Do you not get the concept of superheroes hiding their identities? Superheroes living double lives? Telling the public one thing but being something else entirely? That's Superhero 101.
The movies can still work up to being an actual school with a big student body. Nothing's stopping them from doing that. Eventually.
On top of that, if you are really going to complain about how Xavier's School for Gifted Youngsters should be a school, are you also going to complain that the X-men should just have men as members? See how ridiculous that sounds?
The X-men are not the New Mutants...
Okay, but.. I actually love this idea so much. Having the school, or Mansion, start with the X-Men only, and then having it grow/expand over the films as Xavier opens the doors to public enrollment.
X1
X3:

In this instance, I think a young adult O5 would work best. Maybe the original purpose of the X-Mansion was to be a training ground for the O5 (a proto X-Men team). It was a secret program ran by Charles in accordance with SWORD (Hayward).
Maybe the film opens with their final mission: a battle against Magneto at Cape citadel:
Things go horribly wrong, they fail. Charles loses his legs, and Bobby (the youngest member), is severely injured. Magneto escapes. The program is shut down. Scott is the only one left, he's alone.
5-6 years pass
Transition to whoever kid POV is going to be e.g. Kitty/Jubilee. Their powers spike, and somwhow they end up at this Mansion (Maybe Kitty's father knows Charles, knows he's the only one who can help his daughter)
Kitty is the first "student" at what will become the school. She's the agent of change; the catalyst for the school. She's what makes Scott and Xavier realize that they have so much more to offer to the world.
There could also be an element of conquering trauma. This Mansion is a place where the O5, kids, were radicalized and transformed into soldiers. There's a powerful message there in repurposing/transforming the Mansion from a place of internment to an environment of refuge and understanding, for young mutants. So no mutant kid has to go through what Scott went through. I could see Scott & Kitty forming a strong bond.
The school has a much deeper, more powerful meaning.

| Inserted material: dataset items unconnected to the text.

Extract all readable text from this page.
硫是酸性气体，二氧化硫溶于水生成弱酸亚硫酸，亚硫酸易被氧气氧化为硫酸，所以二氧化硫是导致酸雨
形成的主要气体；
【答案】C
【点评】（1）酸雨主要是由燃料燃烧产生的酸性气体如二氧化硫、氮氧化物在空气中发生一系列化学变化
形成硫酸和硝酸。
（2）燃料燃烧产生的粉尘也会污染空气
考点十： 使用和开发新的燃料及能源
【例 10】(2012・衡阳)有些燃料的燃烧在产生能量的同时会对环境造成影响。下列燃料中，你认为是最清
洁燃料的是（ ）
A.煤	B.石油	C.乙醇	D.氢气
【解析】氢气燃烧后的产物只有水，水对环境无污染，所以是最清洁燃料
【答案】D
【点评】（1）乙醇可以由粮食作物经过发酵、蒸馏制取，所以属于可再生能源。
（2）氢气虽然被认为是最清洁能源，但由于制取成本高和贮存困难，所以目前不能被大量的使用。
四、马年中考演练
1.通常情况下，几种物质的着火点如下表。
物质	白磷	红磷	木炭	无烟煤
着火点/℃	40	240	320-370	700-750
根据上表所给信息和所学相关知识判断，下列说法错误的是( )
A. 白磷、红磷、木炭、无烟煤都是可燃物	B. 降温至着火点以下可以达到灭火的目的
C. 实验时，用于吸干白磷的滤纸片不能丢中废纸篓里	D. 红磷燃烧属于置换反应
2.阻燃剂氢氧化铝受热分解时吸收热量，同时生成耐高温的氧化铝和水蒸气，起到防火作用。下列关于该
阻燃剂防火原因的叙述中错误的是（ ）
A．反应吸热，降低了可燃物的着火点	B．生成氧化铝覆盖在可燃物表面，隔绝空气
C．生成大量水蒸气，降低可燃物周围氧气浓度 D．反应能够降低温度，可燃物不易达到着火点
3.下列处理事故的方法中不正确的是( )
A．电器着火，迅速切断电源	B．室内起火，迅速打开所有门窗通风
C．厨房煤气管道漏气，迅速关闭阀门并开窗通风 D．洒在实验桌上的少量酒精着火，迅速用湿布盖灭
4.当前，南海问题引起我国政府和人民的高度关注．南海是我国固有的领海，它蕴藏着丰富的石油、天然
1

Anyway, that's how I'd approach it
Yes!
Been wanting Denzel to do a villainous role again after Training Day
Same here! Now, obviously it would be a very different take on Stryker... Less David Duke, and more Louis Farrakhan. But I think it would be interesting to explore nonetheless; A brother so consumed by self-hate, that he projects himself onto mutants. It'd be like if Jesse Lee Peterson finally found a scapegoat to weaponize his own self-hate against.
I could see Denzel killing this role, and really exploring the layers of this character.